As the anencephaly cluster has grown, so have worries in the wider community. Dr. Portia Jones said she has fielded increasing questions about the birth defects at her family practice at Community Health of Central Washington in Yakima.
“I would say that probably a third of women who are contemplating pregnancy either know someone or have heard of someone affected by the cluster,” she said.
“Smoking guns” hard to find
No one disputes that investigating a birth-defects cluster is difficult, and often futile. It’s challenging to collect the data and even tougher to prove a cause, said Sever, the retired CDC birth-defects expert who lives in Seattle.
“The problem with birth defects is that, with very few exceptions, there are no smoking guns,” said Sever.
Those exceptions, though, have been significant: the discovery of the link between the anti-nausea drug thalidomide and limb malformations in babies in the 1960s, or the tie discovered in 1999 between a common antibiotic, erythromycin, and a condition in newborns called hypertrophic pyloric stenosis that causes forceful vomiting and can lead to serious complications.
Sever first reported high rates of anencephaly in Benton and Franklin counties in a 1988 paper that explored possible links with the nearby Hanford nuclear site, but found none.
“What the community has now is a cluster superimposed on higher background rates,” he said.
Even such spikes can be tough to figure out, and health officials can be reluctant to invest the resources. Washington officials said they haven’t tallied the costs of the investigation so far.
One notable exception was in Texas, where a cluster of three anencephaly cases within 36 hours at a Brownsville hospital in 1991, followed by more, prompted immediate public and political action that led to the Texas Birth Defects Act of 1993 and the state’s robust birth-defects registry, which tracks anomalies.

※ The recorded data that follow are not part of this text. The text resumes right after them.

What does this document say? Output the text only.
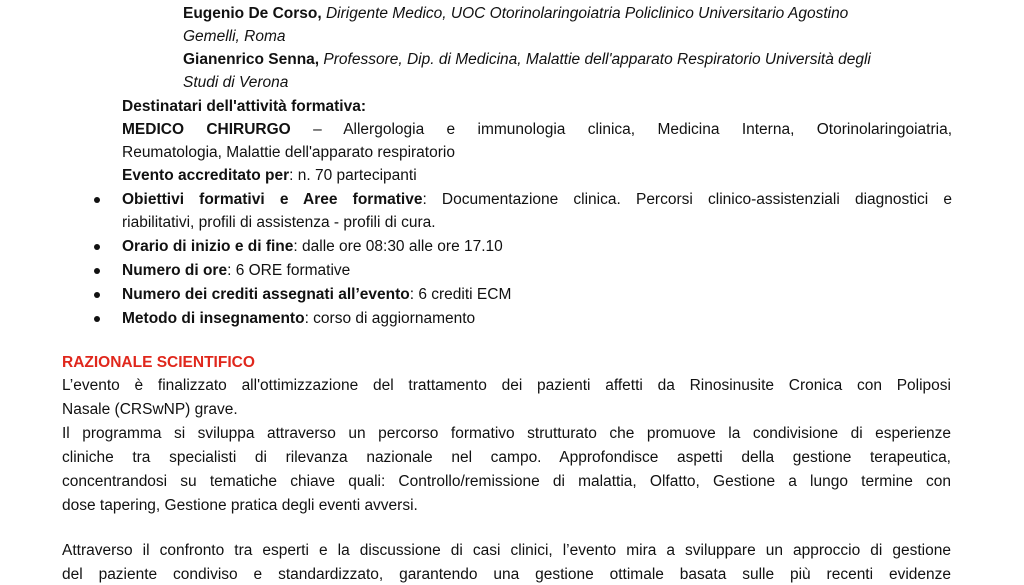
Eugenio De Corso, Dirigente Medico, UOC Otorinolaringoiatria Policlinico Universitario Agostino
Gemelli, Roma
Gianenrico Senna, Professore, Dip. di Medicina, Malattie dell'apparato Respiratorio Università degli
Studi di Verona
Destinatari dell'attività formativa:
MEDICO CHIRURGO – Allergologia e immunologia clinica, Medicina Interna, Otorinolaringoiatria,
Reumatologia, Malattie dell'apparato respiratorio
Evento accreditato per: n. 70 partecipanti
Obiettivi formativi e Aree formative: Documentazione clinica. Percorsi clinico-assistenziali diagnostici e
riabilitativi, profili di assistenza - profili di cura.
Orario di inizio e di fine: dalle ore 08:30 alle ore 17.10
Numero di ore: 6 ORE formative
Numero dei crediti assegnati all’evento: 6 crediti ECM
Metodo di insegnamento: corso di aggiornamento
RAZIONALE SCIENTIFICO
L’evento è finalizzato all'ottimizzazione del trattamento dei pazienti affetti da Rinosinusite Cronica con Poliposi
Nasale (CRSwNP) grave.
Il programma si sviluppa attraverso un percorso formativo strutturato che promuove la condivisione di esperienze
cliniche tra specialisti di rilevanza nazionale nel campo. Approfondisce aspetti della gestione terapeutica,
concentrandosi su tematiche chiave quali: Controllo/remissione di malattia, Olfatto, Gestione a lungo termine con
dose tapering, Gestione pratica degli eventi avversi.
Attraverso il confronto tra esperti e la discussione di casi clinici, l’evento mira a sviluppare un approccio di gestione
del paziente condiviso e standardizzato, garantendo una gestione ottimale basata sulle più recenti evidenze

Years of research there yielded no clear cause. But scientists did find the problem could be traced, in part, to the lack of folic acid in the diets of the mostly Hispanic women. Obesity and diabetes appeared to be factors, as did exposure to grain molds.
Langlois, the Texas epidemiologist who is on the Washington panel, has looked into 120 clusters over two decades. So far, Washington’s effort “feels like the normal course of an investigation,” he said.
But experts like Sever and Ashley-Koch said state officials should consider partnering with researchers already working on the problem to help contact families and gather valuable data.
“For some of our families, that’s one of the greatest comforts they get,” Ashley-Koch said. “They don’t have the luxury of having their child with them, but the fact that they participate in research makes them feel like the child’s life was meaningful.”
Finally, state lawmakers should be encouraged to take the problem seriously, the experts said. In Texas, just three babies with anencephaly sparked enough outrage to overhaul the state’s birth-defects reporting system. In Washington, with one of the largest documented clusters in the nation, the budget for birth-defects surveillance is just $275,000, and that includes $200,000 shifted from other health-department accounts, Wasserman said.
Lawmakers at the local, state and federal levels did not return requests seeking comment about the problem.
“I think the state of Washington over time has taken a hands-off position to birth defects,” said Sever. “Without political will, nothing gets done.”
This story was produced as a project for the Dennis A. Hunt Fund for Health Journalism and the National Health Journalism Fellowship, programs of USC Annenberg’s Center for Health Journalism. Support was also provided by the Solutions Journalism Network.
Correction: A graphic earlier published with this story was incorrect. The bar chart correctly showed a rate of 8.6 cases of anencephaly per 10,000 births in Yakima, Benton and Franklin counties between 2010 and 2014. Other numbers were not correct because The Seattle Times did not take into account the state’s changing methods for gathering data over time. Comparable statistics for anencephaly do not exist prior to 2010 for the three-county area or for any time period for the rest of the state.